Do you feel hot? Is your heart racing? Do you feel tension in your belly? Do you get the sensation that your eyes will fall out of their sockets? Do you feel more energy in your arms and legs?

My internal experiences vary in temperature, intensity and length. However, I have clients who notice the same sensation over and over: a drop of sweat in the back of the neck, eyes swelling up with tears, or a knot in the throat.

 

4. Consider what you value in this instance.

Underneath your anger, there is usually something that needs to be seen and heard with clarity by you.  This is the gift of anger for it can connect you to something that is important for you or something valuable you need.  The more precisely you know what you need or value; the closer you are to fulfilling it.  If you are unaware of what you desire or cherish, how can you take the steps to bring that forth into your life?

Sometimes, anger is pointing to what your heart is yearning for, such as love, appreciation or collaboration.  Other times, you’ll find that anger is clearly asking you to attend to needs such as respect, equality, consideration or safety.

I noticed that, in certain situations, when I feel angry, I am longing for reciprocity of care. Yet, in others, I need space and autonomy. And in other circumstances, I want equality, peace or an end of suffering for all.
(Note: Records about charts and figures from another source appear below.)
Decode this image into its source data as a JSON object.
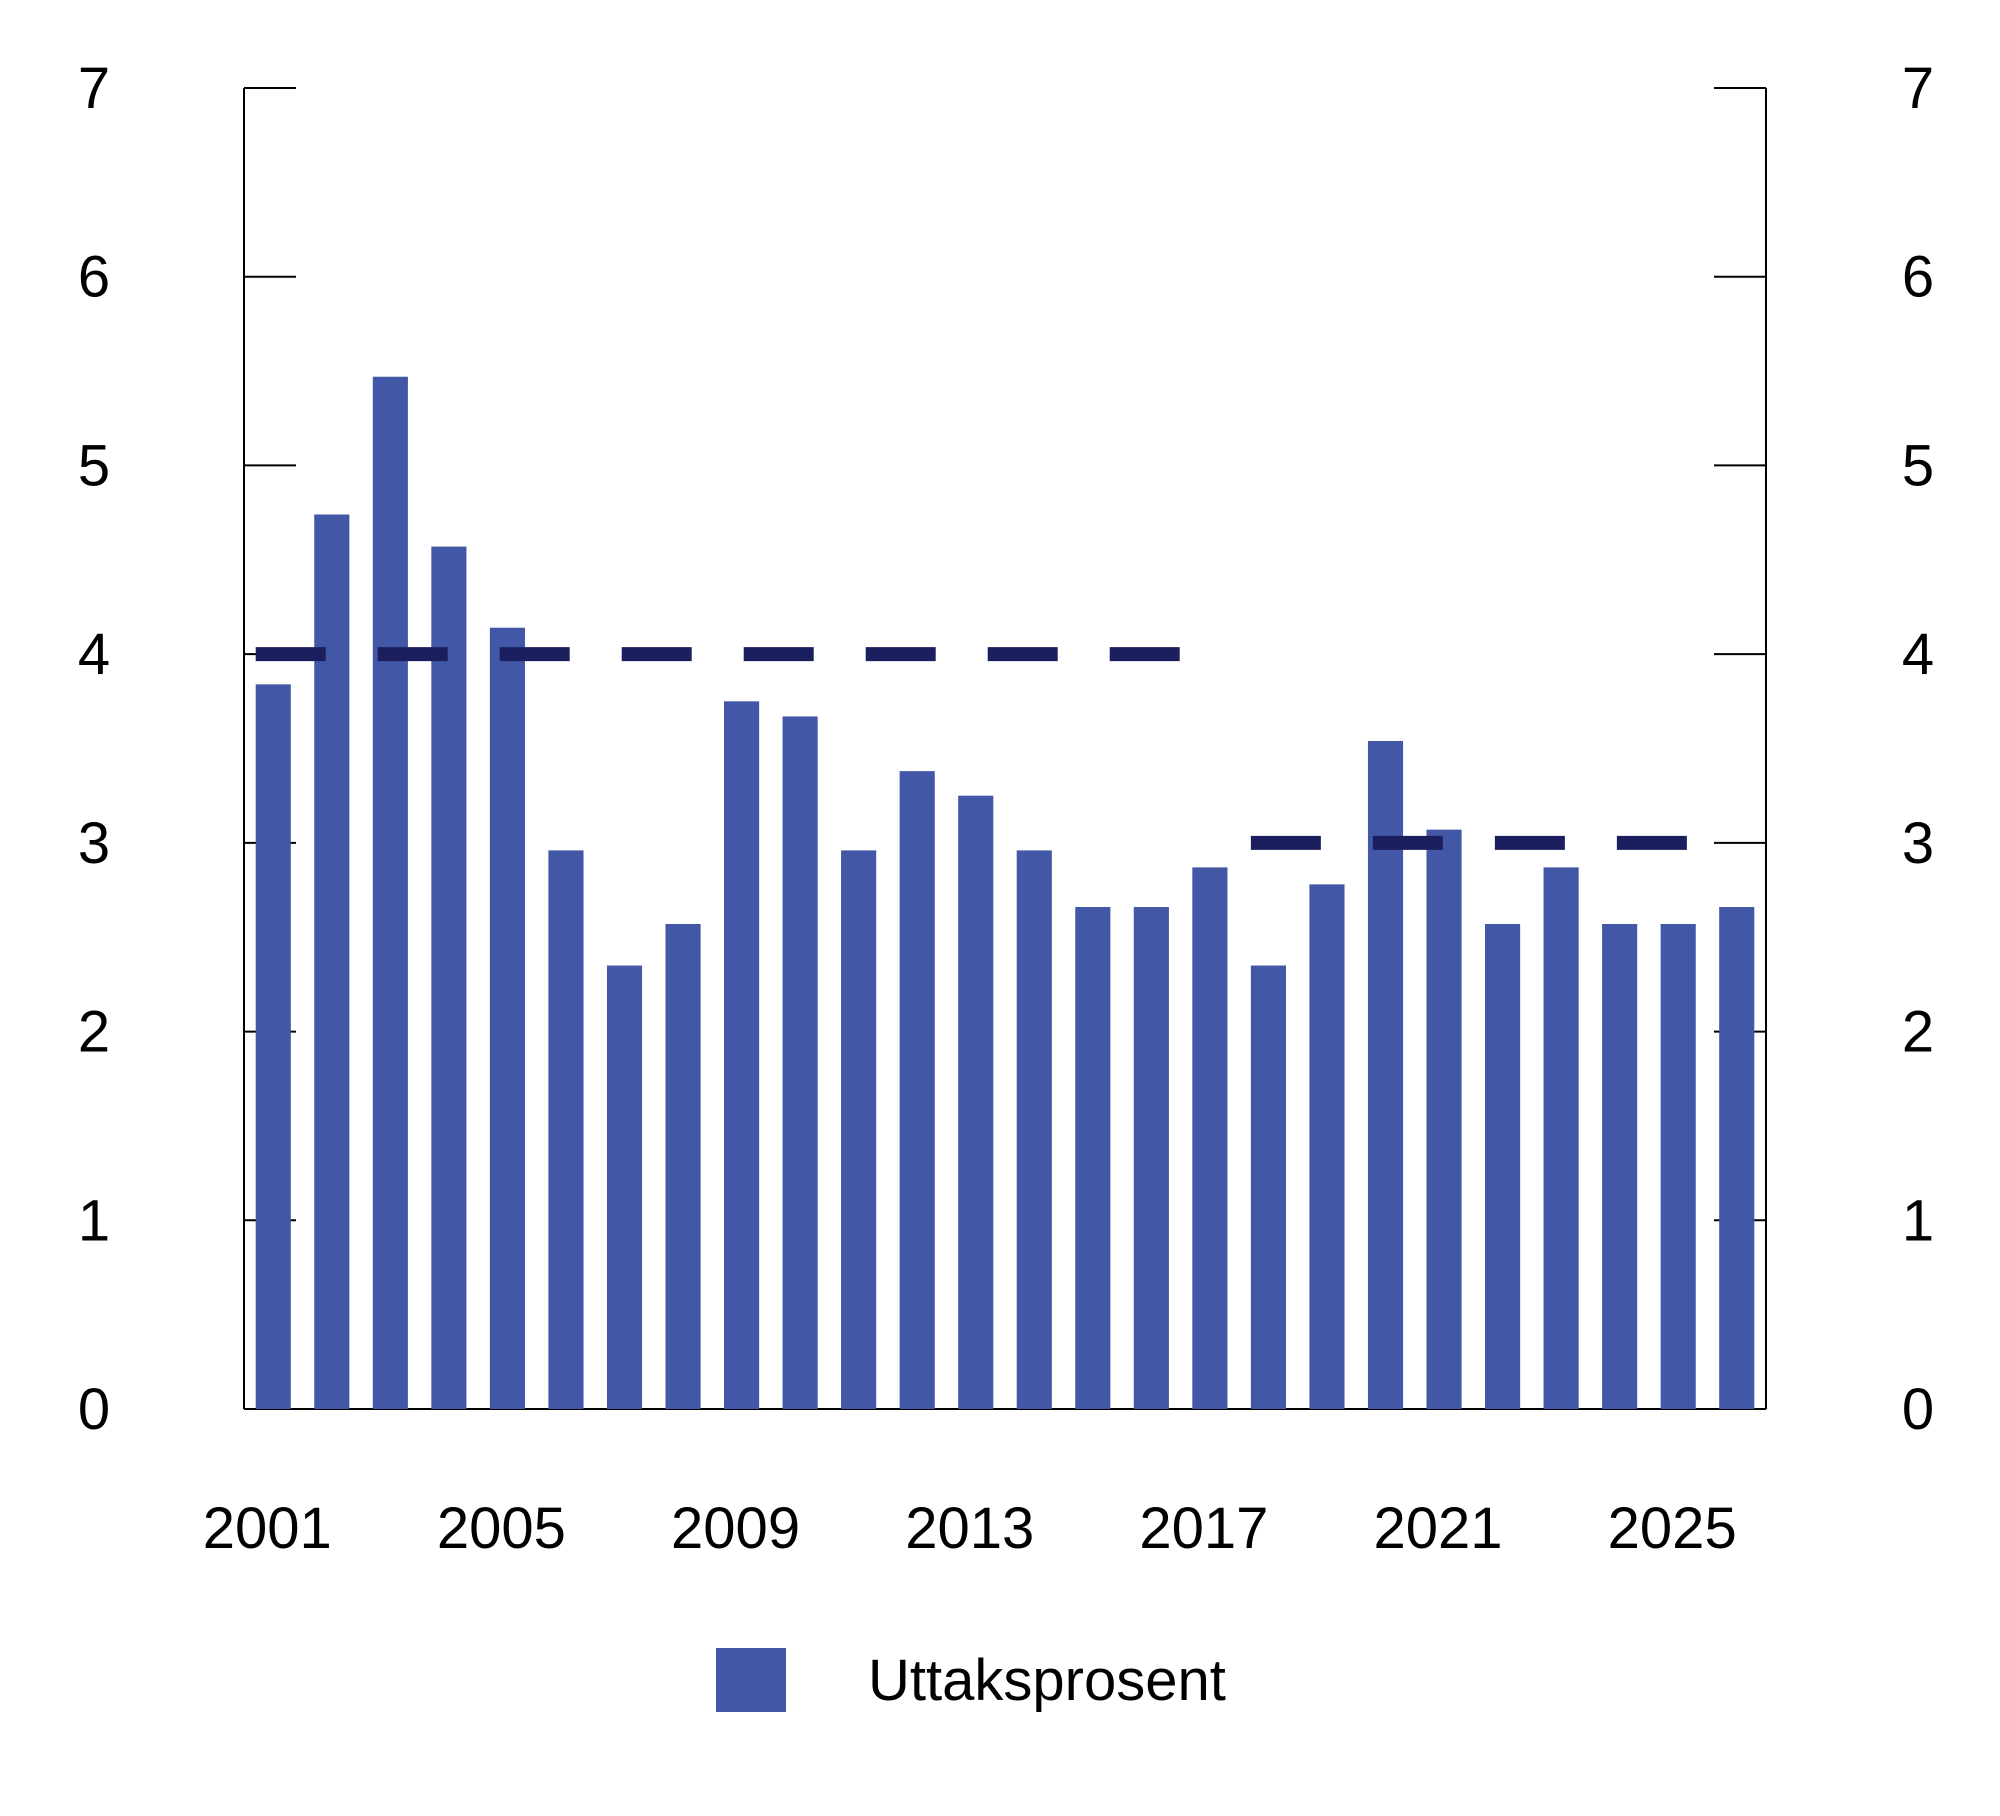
{
  "chart_data": {
    "type": "bar",
    "title": "",
    "xlabel": "",
    "ylabel": "",
    "ylim": [
      0,
      7
    ],
    "yticks": [
      0,
      1,
      2,
      3,
      4,
      5,
      6,
      7
    ],
    "x_tick_labels": [
      "2001",
      "2005",
      "2009",
      "2013",
      "2017",
      "2021",
      "2025"
    ],
    "categories": [
      "2001",
      "2002",
      "2003",
      "2004",
      "2005",
      "2006",
      "2007",
      "2008",
      "2009",
      "2010",
      "2011",
      "2012",
      "2013",
      "2014",
      "2015",
      "2016",
      "2017",
      "2018",
      "2019",
      "2020",
      "2021",
      "2022",
      "2023",
      "2024",
      "2025",
      "2026"
    ],
    "series": [
      {
        "name": "Uttaksprosent",
        "color": "#4257a5",
        "values": [
          3.84,
          4.74,
          5.47,
          4.57,
          4.14,
          2.96,
          2.35,
          2.57,
          3.75,
          3.67,
          2.96,
          3.38,
          3.25,
          2.96,
          2.66,
          2.66,
          2.87,
          2.35,
          2.78,
          3.54,
          3.07,
          2.57,
          2.87,
          2.57,
          2.57,
          2.66
        ]
      }
    ],
    "reference_lines": [
      {
        "y": 4,
        "from": "2001",
        "to": "2017",
        "color": "#1c1f5e",
        "style": "dashed"
      },
      {
        "y": 3,
        "from": "2018",
        "to": "2025",
        "color": "#1c1f5e",
        "style": "dashed"
      }
    ],
    "legend": {
      "position": "bottom-center",
      "entries": [
        "Uttaksprosent"
      ]
    },
    "grid": false
  }
}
Once I become clear about my needs and values, I can make conscious decisions to take steps towards fulfilling them.

 

Communicating Anger Compassionately

Now that you’ve spent time connecting to yourself and riding the wave of anger gracefully, you are ready to reflect on what you want to share out loud with others.

To communicate anger to others, anchor yourself in the values and clarity you tapped into in step 4.

Then, mention your intentions and move on to the kind of experience you want to have now or moving forward.

For example, in the situation I described above with the colleague, you might say “I was flustered this morning. When I heard your comment about meditation I got upset. There is so much you don’t know about me. Then at the meeting, I was acting out my anger instead of talking to you. This is not the kind of professional relationship I want. I’d like to have mutual consideration and curiosity about each other. I want to avoid making assumptions about you and receive the same type of courtesy.  Would you also want to have that kind of respectful work relationship with me?”

 

Communicating Rather than Acting Anger Out

 When you communicate your anger directly instead of acting it out, you are very aware of your intention to treat yourself and the other person as equals.

When you act it out you usually consider your needs to be more important than those of others and you tend to view the other as someone to be made wrong or punished.

The problem with acting out your anger is that it not only prevents you from having a resolution or fulfilling your values; it also has the great likelihood of offending, hurting or harming others with aggressive and impulsive words and actions.

See, if you act out your anger you get into a deeper mess: the other is hurt, you both feel disconnected with one another, you may feel guilty or righteous and you are unable to fulfill your values.

So, what would you choose? To communicate or to act out your anger?

 

Anger Needs Attention

 I know that what I’m suggesting here requires effort, attention, energy and a lot of courage.

It’s so much easier to communicate based on habits than to pause, reflect and then speak up.

Yet, I also know from my own experience and from the work my courageous clients do, that when you are able to communicate anger consciously, the words that come out are words of compassion.

Anger leads to clarity, strength and the gift of life-affirming actions.

Anger help us tell others how to respect what we hold dear; how to stand up with integrity for our deepest values; and how to ensure that we and others enjoy the same rights and opportunities.

Anger is very powerful. And you can harness the power of anger to be in service to your heart and to the great values we are being asked to stand for.

Whether you are longing for deeper connections with those around you or the protection of those who need us, or tending to the needs of Mother Earth and her children, may you communicate your anger with compassion, awareness and courage.